Regression Diagnostics & Assumptions Flashcards
When checking bias in regression models what are the 3 general things to check?
The question
Aspects to investigate in results
The general procedure
What questions regarding the model is important to investigate in regression?
Is the model accurate for the sample and can the model be generalized?
What are the important aspects to be investigated regarding results?
Outliers and distribution of residuals
What general procedure is important to check regarding bias in regression?
Regression diagnostics and assumption assessment
What is an outlier?
A case that differs substantially from the main trend of the data
Why can an outlier constitute a problem?
An outlier can affect the precision of the estimation of the regression coefficient
How can we detect outliers?
By searching for large residuals and also by searching for influential cases
How can you tell if an outlier has a small or large residual?
By looking at how close the outlier is to the line of best fit. Close is a small residual and far away is a large residual.
Large residual outliers can be found by looking at the standard normal distribution. What are the general rules?
Standardized residuals below -3 and +3 is a cause for concern because in a typical sample they are unlikely to occur.
Of more than 5% of values have a residual either below or above -2 or +2 we should be concerned because that exceeds what we would normally expect.
What table can you use to look at outliers with large residuals?
Casewise diagnostics
How can you detect influential cases?
By looking at Cooks’s distance in the residual statistics table.
What is the maximum number for cook’s distance before we should be concerned?
- Greater than 1 is a cause for concern.
What happens if we find outliers?
You check if - the outliers is not due to entry error if data entry is correct you can -transform data - consider deleting the case
What are the assumptions about residuals in regression?
Normality
Linearity
Homoscedasticity
What is the assumption about normality in assumptions about residuals in regression?
The residuals should be normally distributed
What are the assumption about linearity?
The residuals should have a straight line relationship with the predicted outcome scores
What is homoscedasticity?
The variance of the residuals about the predicted outcome scores should be approximately equal for all predicted scores.
How do you check for normality, linearity and homoscedasticity?
Look at the scatterplot.
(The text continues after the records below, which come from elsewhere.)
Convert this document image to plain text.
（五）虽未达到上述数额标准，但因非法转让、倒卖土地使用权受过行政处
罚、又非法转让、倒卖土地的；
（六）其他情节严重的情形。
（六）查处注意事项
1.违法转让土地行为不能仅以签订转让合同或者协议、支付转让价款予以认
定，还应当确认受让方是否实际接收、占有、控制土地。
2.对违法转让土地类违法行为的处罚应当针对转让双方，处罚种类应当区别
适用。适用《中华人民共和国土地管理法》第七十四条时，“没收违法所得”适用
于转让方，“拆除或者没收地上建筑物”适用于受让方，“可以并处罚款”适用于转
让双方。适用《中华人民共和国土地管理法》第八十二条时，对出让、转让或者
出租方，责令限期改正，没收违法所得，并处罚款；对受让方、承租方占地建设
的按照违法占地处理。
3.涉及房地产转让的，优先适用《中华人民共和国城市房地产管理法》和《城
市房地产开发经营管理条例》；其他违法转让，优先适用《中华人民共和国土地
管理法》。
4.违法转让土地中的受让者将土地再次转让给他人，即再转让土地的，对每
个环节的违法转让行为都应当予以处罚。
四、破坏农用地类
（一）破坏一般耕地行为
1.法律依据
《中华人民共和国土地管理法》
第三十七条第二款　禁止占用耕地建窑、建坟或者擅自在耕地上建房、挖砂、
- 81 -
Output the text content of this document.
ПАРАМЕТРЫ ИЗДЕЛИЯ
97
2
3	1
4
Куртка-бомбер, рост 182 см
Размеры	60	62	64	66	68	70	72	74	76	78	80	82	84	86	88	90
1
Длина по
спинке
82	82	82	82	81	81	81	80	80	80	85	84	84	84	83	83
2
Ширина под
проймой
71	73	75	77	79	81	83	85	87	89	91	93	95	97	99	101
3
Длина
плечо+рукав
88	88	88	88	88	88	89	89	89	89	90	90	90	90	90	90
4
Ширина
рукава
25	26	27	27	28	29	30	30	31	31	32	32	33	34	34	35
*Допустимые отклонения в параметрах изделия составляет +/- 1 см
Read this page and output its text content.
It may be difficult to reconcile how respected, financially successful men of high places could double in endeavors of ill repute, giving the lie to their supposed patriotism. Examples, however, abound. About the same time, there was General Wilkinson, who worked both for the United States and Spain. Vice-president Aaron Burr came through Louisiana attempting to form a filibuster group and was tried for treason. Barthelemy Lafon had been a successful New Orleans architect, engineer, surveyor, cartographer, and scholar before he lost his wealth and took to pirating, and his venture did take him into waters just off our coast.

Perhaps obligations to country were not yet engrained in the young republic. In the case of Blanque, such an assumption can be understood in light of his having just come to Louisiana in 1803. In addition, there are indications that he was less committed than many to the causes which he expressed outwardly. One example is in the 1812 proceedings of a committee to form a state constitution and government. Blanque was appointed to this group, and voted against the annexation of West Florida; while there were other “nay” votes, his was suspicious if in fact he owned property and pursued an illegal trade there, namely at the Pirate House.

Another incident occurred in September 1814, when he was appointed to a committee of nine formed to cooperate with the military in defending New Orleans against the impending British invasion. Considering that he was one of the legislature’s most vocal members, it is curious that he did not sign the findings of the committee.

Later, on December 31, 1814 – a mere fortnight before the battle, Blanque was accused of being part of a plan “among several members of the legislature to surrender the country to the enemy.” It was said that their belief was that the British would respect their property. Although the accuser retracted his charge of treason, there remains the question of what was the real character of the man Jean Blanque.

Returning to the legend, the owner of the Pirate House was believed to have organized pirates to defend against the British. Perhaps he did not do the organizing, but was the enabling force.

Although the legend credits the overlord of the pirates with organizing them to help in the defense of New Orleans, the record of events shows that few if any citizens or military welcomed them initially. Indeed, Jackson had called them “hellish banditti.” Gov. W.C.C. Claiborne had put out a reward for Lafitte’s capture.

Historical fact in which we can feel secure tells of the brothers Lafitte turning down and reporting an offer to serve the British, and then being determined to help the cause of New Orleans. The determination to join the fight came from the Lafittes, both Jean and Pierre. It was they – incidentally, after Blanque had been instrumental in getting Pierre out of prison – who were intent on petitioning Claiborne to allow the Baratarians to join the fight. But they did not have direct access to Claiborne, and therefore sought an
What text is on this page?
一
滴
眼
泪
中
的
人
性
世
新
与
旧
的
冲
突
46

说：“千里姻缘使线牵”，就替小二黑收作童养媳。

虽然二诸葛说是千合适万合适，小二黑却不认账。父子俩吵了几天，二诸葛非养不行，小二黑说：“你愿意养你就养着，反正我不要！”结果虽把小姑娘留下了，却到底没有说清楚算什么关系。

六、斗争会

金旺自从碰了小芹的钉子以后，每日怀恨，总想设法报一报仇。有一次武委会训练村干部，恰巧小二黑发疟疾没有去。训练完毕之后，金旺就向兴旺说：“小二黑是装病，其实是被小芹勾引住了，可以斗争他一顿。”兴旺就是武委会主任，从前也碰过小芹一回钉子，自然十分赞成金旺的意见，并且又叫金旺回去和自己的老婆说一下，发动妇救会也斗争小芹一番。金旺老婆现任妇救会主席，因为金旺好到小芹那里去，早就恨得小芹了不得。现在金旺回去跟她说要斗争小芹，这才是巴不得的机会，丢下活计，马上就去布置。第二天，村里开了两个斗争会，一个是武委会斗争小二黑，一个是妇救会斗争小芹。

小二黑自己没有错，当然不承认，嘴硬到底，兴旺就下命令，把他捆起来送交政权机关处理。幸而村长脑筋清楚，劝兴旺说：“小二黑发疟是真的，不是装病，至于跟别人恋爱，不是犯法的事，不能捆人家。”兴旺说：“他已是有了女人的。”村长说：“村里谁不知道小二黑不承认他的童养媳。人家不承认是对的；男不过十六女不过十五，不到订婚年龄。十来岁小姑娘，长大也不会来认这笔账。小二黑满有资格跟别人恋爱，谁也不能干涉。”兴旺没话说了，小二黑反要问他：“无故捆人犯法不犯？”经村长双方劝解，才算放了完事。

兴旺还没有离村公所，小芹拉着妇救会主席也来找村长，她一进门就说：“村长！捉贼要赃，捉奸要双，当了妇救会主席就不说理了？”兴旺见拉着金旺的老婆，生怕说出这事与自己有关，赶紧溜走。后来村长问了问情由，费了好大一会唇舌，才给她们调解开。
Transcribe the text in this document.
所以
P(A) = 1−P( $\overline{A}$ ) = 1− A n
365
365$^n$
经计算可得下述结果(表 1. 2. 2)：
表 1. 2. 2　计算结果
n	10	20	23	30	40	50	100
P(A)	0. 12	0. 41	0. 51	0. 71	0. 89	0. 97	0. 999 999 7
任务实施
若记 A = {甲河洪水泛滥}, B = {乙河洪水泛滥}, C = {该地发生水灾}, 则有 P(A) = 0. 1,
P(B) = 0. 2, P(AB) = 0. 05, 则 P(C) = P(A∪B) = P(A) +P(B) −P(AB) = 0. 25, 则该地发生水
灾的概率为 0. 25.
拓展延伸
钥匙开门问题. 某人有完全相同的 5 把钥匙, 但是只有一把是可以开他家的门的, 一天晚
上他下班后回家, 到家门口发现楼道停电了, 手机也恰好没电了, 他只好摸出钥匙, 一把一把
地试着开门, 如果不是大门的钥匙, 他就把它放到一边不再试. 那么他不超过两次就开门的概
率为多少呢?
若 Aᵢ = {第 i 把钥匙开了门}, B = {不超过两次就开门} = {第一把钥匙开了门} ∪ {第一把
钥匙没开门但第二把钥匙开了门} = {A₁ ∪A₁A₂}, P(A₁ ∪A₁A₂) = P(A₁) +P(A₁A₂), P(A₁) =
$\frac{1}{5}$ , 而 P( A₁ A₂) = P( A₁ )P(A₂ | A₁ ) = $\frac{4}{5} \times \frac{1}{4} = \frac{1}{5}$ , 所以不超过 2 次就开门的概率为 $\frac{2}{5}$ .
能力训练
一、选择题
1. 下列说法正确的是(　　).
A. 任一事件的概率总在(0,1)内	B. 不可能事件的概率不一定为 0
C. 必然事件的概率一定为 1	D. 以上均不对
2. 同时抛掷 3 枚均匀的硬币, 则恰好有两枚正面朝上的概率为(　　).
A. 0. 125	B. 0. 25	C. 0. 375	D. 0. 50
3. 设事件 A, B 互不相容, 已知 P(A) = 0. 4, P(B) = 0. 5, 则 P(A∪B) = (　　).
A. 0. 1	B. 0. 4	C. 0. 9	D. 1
The scatterplot should be roughly rectangularly distributed, with most points centered around the center (point 0).
What is an alternative way of checking for normality of residuals?
A histogram.
What is independence of error?
For any two observations, the error of prediction (residuals)should be uncorrelated (it should be independent from one another).
That is, the error produced by two observations should not be due to the same reason.
What do you check for independence of error?
Look at the model summary table and see the Durban Watson.
What numbers should the Durbin Watson numbers lie within?
1 and 3 is good. If it’s closer to 0 or to 4 then it’s a cause for concern.
What does the Durbin Watson test check?
If the adjacent residuals are correlated.
Numbers between 0-2 indicates positive correlation and between 2-4 indicates a negative correlation.
A number closer to 2 means lack of correlation.
What is multicollinesrity?
In multiple regression, it occurs when the predictor variable in the models are highly correlated (>.80).
It means that the predictors have a lot of shared variance.
What in multicollinearity a problem?
When you are interested in the separated effects of different predictors on an outcome but not when looking at the outcome from a set of predictors.
How do you check for multicollinearity?
Inspecting correlations in the correlation matrix that the correlation is not great than .80.
What is the solution to multicollinearity?
Delete one variable or more from the model (if correlation is greater than .90)
Combine the collinear variables into a composite variable (if the correlation between the 2 variables are >.80).